Background Wilson’s disease (WD) is a genetic condition that leads to the accumulation of copper in the body. The goal of therapy in WD is to prevent the accumulation of copper by controlling the circulating free copper by chelation. D-penicillamine (DPA) is first line therapy for WD. Monitoring is conducted by performing 24-hour urinary copper excretions (UCE) and titrating the dose depending on the amount of copper excreted. Patients screened for the CHELATE (NCT03539952) study had laboratory and UCE investigations performed on treatment. The aim of this study was to describe the results of these investigations in physician selected ‘stable’ patients.

Methods CHELATE was a multicentre, non-inferiority randomized trial comparing trientine tetrahydrochloride with DPA in stable WD adult patients receiving DPA. From the 77 screened, 53 were randomized after a 12-week run in period to fulfil eligibility criteria. Protocol defined stability was determined clinically by treating physicians and independent committee and by laboratory measures; (i) serum non-caeruloplasmin bound copper (NCC) using EDTA chelation (NCC-Ex) (ii) 24-h urinary Cu excretion (iii) serum alanine aminotransferase (ALT) < 2x ULN. NCC measured by chromatography and inductively coupled plasma mass spectroscopy developed by Orphalan (NCC-Sp) was used as the primary endpoint and retrospectively on all specimens collected.
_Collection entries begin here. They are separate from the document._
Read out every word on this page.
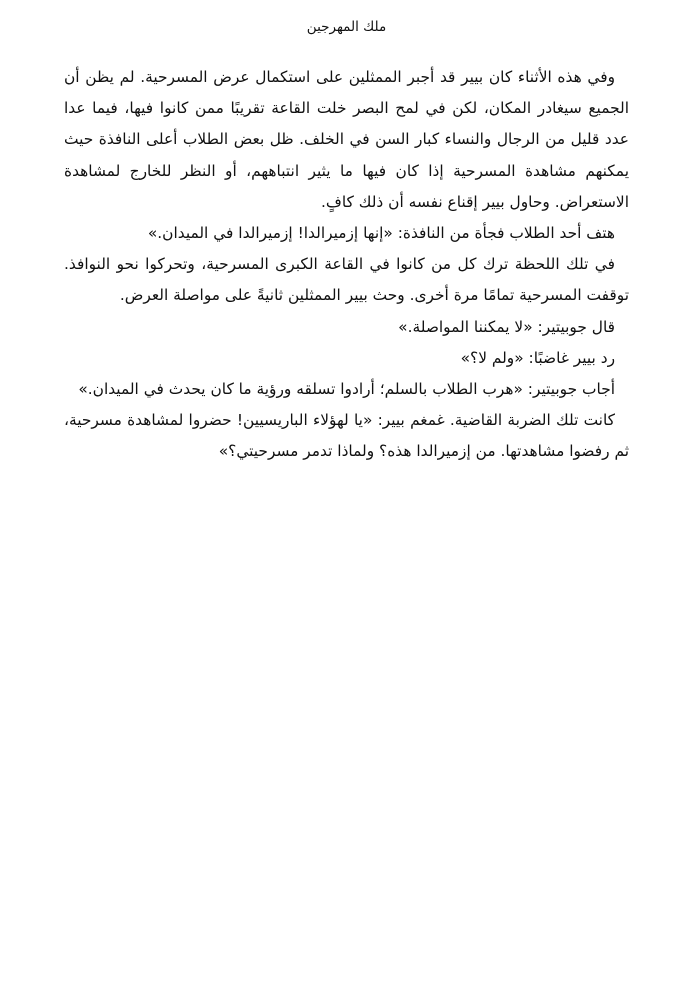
ملك المهرجين

وفي هذه الأثناء كان بيير قد أجبر الممثلين على استكمال عرض المسرحية. لم يظن أن الجميع سيغادر المكان، لكن في لمح البصر خلت القاعة تقريبًا ممن كانوا فيها، فيما عدا عدد قليل من الرجال والنساء كبار السن في الخلف. ظل بعض الطلاب أعلى النافذة حيث يمكنهم مشاهدة المسرحية إذا كان فيها ما يثير انتباههم، أو النظر للخارج لمشاهدة الاستعراض. وحاول بيير إقناع نفسه أن ذلك كافٍ.

هتف أحد الطلاب فجأة من النافذة: «إنها إزميرالدا! إزميرالدا في الميدان.»

في تلك اللحظة ترك كل من كانوا في القاعة الكبرى المسرحية، وتحركوا نحو النوافذ. توقفت المسرحية تمامًا مرة أخرى. وحث بيير الممثلين ثانيةً على مواصلة العرض.

قال جوبيتير: «لا يمكننا المواصلة.»

رد بيير غاضبًا: «ولم لا؟»

أجاب جوبيتير: «هرب الطلاب بالسلم؛ أرادوا تسلقه ورؤية ما كان يحدث في الميدان.»

كانت تلك الضربة القاضية. غمغم بيير: «يا لهؤلاء الباريسيين! حضروا لمشاهدة مسرحية، ثم رفضوا مشاهدتها. من إزميرالدا هذه؟ ولماذا تدمر مسرحيتي؟»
Data analysis is limited to initial and repeat laboratory findings from the screening visits.

Results Data was available in 76 (37 female) patients; with maximum87 laboratory specimens analysed (table 1). Compared to current guidance, only 39% of UCE (34/87) were within range; 11% (10) and 49% (43) suggesting either over-treatment or under-dosing/poor adherence (< 200 and > 500 mcg/day) respectively. NCC-Ex and NCC-Sp were both skewed to the lower end of therapeutic range.. Synthetic liver function tests > ULN were common (% of all specimens); ALT (21%), AST (16%), GGT (17%), bilirubin (23%). No evidence of copper deficiency was identified.
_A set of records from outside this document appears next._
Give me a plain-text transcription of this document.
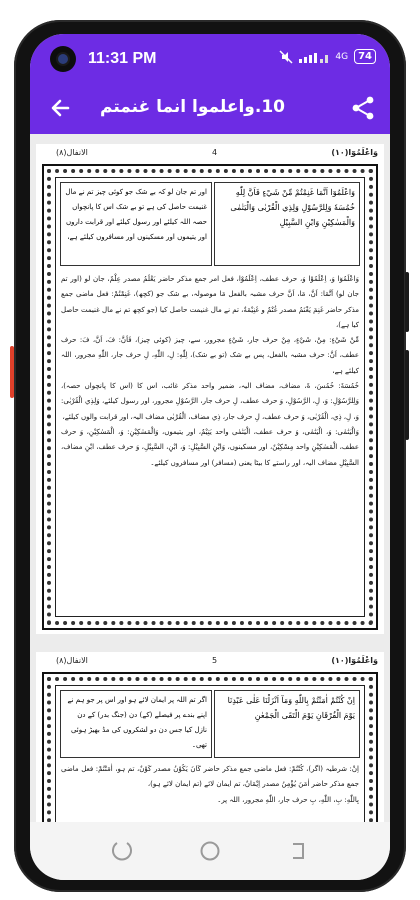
11:31 PM	4G	74
10.واعلموا انما غنمتم
وَاعْلَمُوٓا(١٠)
4
الانفال(٨)
وَاعْلَمُوٓا اَنَّمَا غَنِمْتُمْ مِّنْ شَيْءٍ فَاَنَّ لِلّٰهِ خُمُسَهٗ وَلِلرَّسُوْلِ وَلِذِي الْقُرْبٰى وَالْيَتٰمٰى وَالْمَسٰكِيْنِ وَابْنِ السَّبِيْلِ
اور تم جان لو کہ بے شک جو کوئی چیز تم نے مال غنیمت حاصل کی ہے تو بے شک اس کا پانچواں حصہ اللہ کیلئے اور رسول کیلئے اور قرابت داروں اور یتیموں اور مسکینوں اور مسافروں کیلئے ہے،

وَاعْلَمُوٓا وَ، اِعْلَمُوْا وَ، حرف عطف، اِعْلَمُوْا، فعل امر جمع مذکر حاضر یَعْلَمُ مصدر عِلْمٌ، جان لو (اور تم جان لو) اَنَّمَا: اَنَّ، مَا، اَنَّ حرف مشبہ بالفعل مَا موصولہ، بے شک جو (کچھ)، غَنِمْتُمْ: فعل ماضی جمع مذکر حاضر غَنِمَ یَغْنَمُ مصدر غُنْمٌ و غَنِيْمَةٌ، تم نے مال غنیمت حاصل کیا (جو کچھ تم نے مال غنیمت حاصل کیا ہے)،

مِّنْ شَيْءٍ: مِنْ، شَيْءٍ، مِنْ حرف جار، شَيْءٍ مجرور، سے، چیز (کوئی چیز)، فَاَنَّ: فَ، اَنَّ، فَ: حرف عطف، اَنَّ: حرف مشبہ بالفعل، پس بے شک (تو بے شک)، لِلّٰهِ: لِ، اللّٰهِ، لِ حرف جار، اللّٰهِ مجرور، اللہ کیلئے ہے،

خُمُسَهٗ: خُمُسَ، هٗ، مضاف، مضاف الیہ، ضمیر واحد مذکر غائب، اس کا (اس کا پانچواں حصہ)، وَلِلرَّسُوْلِ: وَ، لِ، الرَّسُوْلِ، وَ حرف عطف، لِ حرف جار، الرَّسُوْلِ مجرور، اور رسول کیلئے، وَلِذِي الْقُرْبٰى: وَ، لِ، ذِي، الْقُرْبٰى، وَ حرف عطف، لِ حرف جار، ذِي مضاف، الْقُرْبٰى مضاف الیہ، اور قرابت والوں کیلئے،

وَالْيَتٰمٰى: وَ، الْيَتٰمٰى، وَ حرف عطف، الْيَتٰمٰى واحد يَتِيْمٌ، اور یتیموں، وَالْمَسٰكِيْنِ: وَ، الْمَسٰكِيْنِ، وَ حرف عطف، الْمَسٰكِيْنِ واحد مِسْكِيْنٌ، اور مسکینوں، وَابْنِ السَّبِيْلِ: وَ، ابْنِ، السَّبِيْلِ، وَ حرف عطف، ابْنِ مضاف، السَّبِيْلِ مضاف الیہ، اور راستے کا بیٹا یعنی (مسافر) اور مسافروں کیلئے۔

وَاعْلَمُوٓا(١٠)
5
الانفال(٨)
اِنْ كُنْتُمْ اٰمَنْتُمْ بِاللّٰهِ وَمَآ اَنْزَلْنَا عَلٰى عَبْدِنَا يَوْمَ الْفُرْقَانِ يَوْمَ الْتَقَى الْجَمْعٰنِ
اگر تم اللہ پر ایمان لائے ہو اور اس پر جو ہم نے اپنے بندے پر فیصلے (کے) دن (جنگ بدر) کے دن نازل کیا جس دن دو لشکروں کی مڈ بھیڑ ہوئی تھی۔

اِنْ: شرطیہ (اگر)، كُنْتُمْ: فعل ماضی جمع مذکر حاضر كَانَ يَكُوْنُ مصدر كَوْنٌ، تم ہو، اٰمَنْتُمْ: فعل ماضی جمع مذکر حاضر اٰمَنَ يُؤْمِنُ مصدر اِيْمَانٌ، تم ایمان لائے (تم ایمان لائے ہو)،

بِاللّٰهِ: بِ، اللّٰهِ، بِ حرف جار، اللّٰهِ مجرور، اللہ پر۔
Conclusion In stable WD patients receiving maintenance DPA therapy, there was a wide range (46–2172 mcg/day) of urinary copper excretion accompanied by a proportion with lower-than-expected NCC. This suggests possible under dosing/over treatment/poor adherence in patients identified as having stable disease. Current methods to assess copper balance with DPA therapy are challenging to interpret. Further studies comparing or correlating clinical signs, symptoms, adherence, transient elastography, and novel biomarkers reflecting copper balance are needed to guide appropriate therapeutic dosing of chelation therapy.

Reference

1. Schilsky ML, Czlonkowska A, Zuin M, Cassiman D, Twardowschy C, Poujois A, Gondim FAA, Denk G, Cury RG, Ott P, Moore J, Ala A, D’Inca R, Couchonnal-Bedoya E, D’Hollander K, Dubois N, Kamlin COF, Weiss KH; CHELATE trial investigators. Trientine tetrahydrochloride versus penicillamine for maintenance therapy in Wilson disease (CHELATE): a randomised, open-label, non-inferiority, phase 3 trial. Lancet Gastroenterol Hepatol. 2022 Dec;7(12):1092–1102. doi: 10.1016/S2468–1253(22)00270–9. Epub 2022 Sep 30. PMID: 36183738.